Faith systems give us a framework for discerning “good vs bad,” “right vs wrong.” They give us an understanding of purpose, suffering, and growth. They also create community to live out these values together.

Unfortunately, faith communities can also create power dynamics that promote narcissism, legalism, control, and abuse. As a member, the place you go to for safety & belonging may have left you experiencing immense feelings of guilt, shame, being used, or not being good enough. You may wrestle with the thought that everything you grew up believing was a lie. You may feel left out or that grace doesn’t apply to you.

Along with other aspects of human development, faith development is a normal part of life. It has been studied and tends to unfold in these stages:

  • During your upbringing

    • You inherit stories & virtues of what to believe and practices for how to live them out

  • During late adolescence or adulthood

    • You begin to recognize ways that these values do not align with you

    • You identify ways you have been hurt by, disappointed by, or don’t agree with aspects of your faith community

  • Deconstruction

    • You start to doubt, wrestle with hard questions

    • You experience disillusionment or dissonance

    • You pull away from formal gatherings or spiritual communities

The Path Forward

It can be easy to get lost in despair during the deconstruction phase. However, one additional stage following deconstruction entails reconstruction, where you “put the pieces back together.” During this phase, you can:

  • Identify & prioritize the core tenets of your faith, beliefs, or values

  • Process and make new meaning of your faith experiences

  • Partake in rituals & community (or not) in a new, authentic manner

In therapy, you are allowed to wrestle with doubt, disillusionment, and disappointment.
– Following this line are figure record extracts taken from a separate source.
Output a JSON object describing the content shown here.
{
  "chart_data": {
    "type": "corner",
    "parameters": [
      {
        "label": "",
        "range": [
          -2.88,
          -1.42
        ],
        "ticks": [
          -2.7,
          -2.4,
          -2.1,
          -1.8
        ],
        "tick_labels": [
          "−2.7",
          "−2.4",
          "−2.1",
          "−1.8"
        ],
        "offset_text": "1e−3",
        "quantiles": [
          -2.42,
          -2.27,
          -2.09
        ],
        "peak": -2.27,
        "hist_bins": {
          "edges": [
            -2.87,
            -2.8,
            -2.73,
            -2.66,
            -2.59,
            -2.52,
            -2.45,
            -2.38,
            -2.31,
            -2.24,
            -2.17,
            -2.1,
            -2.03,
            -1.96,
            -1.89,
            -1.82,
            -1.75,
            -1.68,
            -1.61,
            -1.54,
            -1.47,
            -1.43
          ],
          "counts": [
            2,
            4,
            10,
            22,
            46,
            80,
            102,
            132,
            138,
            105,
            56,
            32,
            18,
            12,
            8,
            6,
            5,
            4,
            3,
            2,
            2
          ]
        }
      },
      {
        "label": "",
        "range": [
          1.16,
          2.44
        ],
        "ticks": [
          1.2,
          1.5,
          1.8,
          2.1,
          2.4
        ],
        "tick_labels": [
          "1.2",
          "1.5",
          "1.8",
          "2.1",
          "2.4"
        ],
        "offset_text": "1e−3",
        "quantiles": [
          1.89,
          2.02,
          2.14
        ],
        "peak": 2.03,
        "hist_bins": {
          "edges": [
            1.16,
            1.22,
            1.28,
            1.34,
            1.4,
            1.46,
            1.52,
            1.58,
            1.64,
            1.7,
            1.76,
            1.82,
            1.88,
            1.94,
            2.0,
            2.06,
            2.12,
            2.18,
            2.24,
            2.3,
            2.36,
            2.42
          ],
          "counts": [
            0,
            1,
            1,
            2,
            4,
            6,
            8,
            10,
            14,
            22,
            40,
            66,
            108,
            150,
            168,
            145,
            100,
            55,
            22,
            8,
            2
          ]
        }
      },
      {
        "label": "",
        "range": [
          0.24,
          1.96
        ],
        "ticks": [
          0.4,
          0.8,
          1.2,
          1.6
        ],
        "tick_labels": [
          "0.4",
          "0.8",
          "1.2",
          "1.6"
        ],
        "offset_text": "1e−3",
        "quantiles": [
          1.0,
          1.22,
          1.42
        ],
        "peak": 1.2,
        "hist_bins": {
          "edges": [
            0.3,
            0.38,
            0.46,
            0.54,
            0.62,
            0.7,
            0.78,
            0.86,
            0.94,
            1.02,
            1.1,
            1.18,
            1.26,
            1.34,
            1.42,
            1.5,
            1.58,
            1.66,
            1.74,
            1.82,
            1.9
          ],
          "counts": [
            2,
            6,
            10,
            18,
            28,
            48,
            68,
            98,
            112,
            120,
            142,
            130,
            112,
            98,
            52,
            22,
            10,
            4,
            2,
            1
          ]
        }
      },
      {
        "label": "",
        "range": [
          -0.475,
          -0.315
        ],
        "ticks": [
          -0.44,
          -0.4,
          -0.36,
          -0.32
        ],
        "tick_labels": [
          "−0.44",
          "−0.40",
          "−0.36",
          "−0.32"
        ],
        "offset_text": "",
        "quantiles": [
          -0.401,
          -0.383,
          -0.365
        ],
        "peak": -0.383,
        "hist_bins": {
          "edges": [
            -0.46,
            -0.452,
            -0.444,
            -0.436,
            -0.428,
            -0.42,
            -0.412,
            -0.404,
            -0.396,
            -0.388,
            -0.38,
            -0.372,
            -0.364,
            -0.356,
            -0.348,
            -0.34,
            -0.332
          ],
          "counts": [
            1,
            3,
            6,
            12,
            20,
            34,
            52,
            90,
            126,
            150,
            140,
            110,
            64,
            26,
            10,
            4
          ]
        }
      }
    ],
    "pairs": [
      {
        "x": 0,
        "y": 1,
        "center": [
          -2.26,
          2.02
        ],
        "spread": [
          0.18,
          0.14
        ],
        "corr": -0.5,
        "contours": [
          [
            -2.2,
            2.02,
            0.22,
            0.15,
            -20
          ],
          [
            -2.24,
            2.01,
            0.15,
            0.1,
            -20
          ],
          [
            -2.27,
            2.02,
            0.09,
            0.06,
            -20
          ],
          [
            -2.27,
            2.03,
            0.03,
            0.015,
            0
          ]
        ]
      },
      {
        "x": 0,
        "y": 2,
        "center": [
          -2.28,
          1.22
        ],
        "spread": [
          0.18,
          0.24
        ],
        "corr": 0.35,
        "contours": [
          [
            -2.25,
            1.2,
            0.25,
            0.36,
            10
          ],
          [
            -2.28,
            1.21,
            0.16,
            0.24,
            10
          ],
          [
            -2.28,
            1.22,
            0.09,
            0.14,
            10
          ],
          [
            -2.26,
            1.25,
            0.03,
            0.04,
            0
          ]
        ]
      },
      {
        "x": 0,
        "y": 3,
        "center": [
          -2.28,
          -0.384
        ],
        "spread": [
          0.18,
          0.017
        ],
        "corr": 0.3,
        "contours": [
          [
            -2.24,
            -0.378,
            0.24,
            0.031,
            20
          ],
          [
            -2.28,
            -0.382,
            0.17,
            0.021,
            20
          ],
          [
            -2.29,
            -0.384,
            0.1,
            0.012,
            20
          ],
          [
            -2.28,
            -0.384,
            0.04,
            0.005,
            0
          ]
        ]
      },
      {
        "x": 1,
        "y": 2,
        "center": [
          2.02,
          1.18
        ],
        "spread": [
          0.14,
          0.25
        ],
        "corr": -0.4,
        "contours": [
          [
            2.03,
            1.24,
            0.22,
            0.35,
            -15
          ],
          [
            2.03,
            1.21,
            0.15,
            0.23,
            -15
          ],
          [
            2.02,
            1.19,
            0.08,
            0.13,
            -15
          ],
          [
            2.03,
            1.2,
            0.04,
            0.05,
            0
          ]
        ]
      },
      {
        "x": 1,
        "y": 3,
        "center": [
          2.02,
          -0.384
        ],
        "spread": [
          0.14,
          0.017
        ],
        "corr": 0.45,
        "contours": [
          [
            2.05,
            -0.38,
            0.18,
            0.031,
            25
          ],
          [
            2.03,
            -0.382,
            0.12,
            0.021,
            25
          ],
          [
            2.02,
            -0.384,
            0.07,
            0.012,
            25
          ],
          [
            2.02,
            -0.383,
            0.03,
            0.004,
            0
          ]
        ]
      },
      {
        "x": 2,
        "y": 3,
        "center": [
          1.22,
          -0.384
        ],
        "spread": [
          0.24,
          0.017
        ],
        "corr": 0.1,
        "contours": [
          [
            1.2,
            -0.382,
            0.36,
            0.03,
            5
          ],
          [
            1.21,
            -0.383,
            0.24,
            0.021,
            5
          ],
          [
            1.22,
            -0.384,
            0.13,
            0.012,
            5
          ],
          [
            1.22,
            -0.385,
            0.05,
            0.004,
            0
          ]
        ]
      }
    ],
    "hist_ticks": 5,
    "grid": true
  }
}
Some questions are about doctrine. Others may be about your very self. It’s okay to not have answers. Together, we can process the hard questions and heavy emotions that arise.

From there, you can explore what elements of your faith experience & understanding you want to keep (or get rid of) going forward. We identify what values matter most to you and how you want to live them out. While the faith journey often points to where you are going, it is perhaps moreso important to consider who you want to be and become along the way.
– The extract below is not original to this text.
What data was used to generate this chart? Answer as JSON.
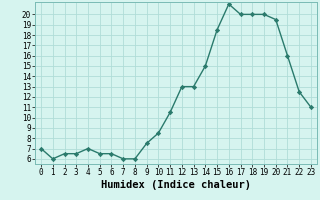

The existence of faith acknowledges the presence of mystery. Part of any faith — even if it’s only faith in yourself — is learning to step into the unknown. This may entail leaning into your core beliefs & values to make a hard decision; it may entail stepping out of hurtful environments, even if you don’t know how others will respond. Regardless, you can learn to take these steps in the midst of uncertainty and in a way that is congruent with how you want to live.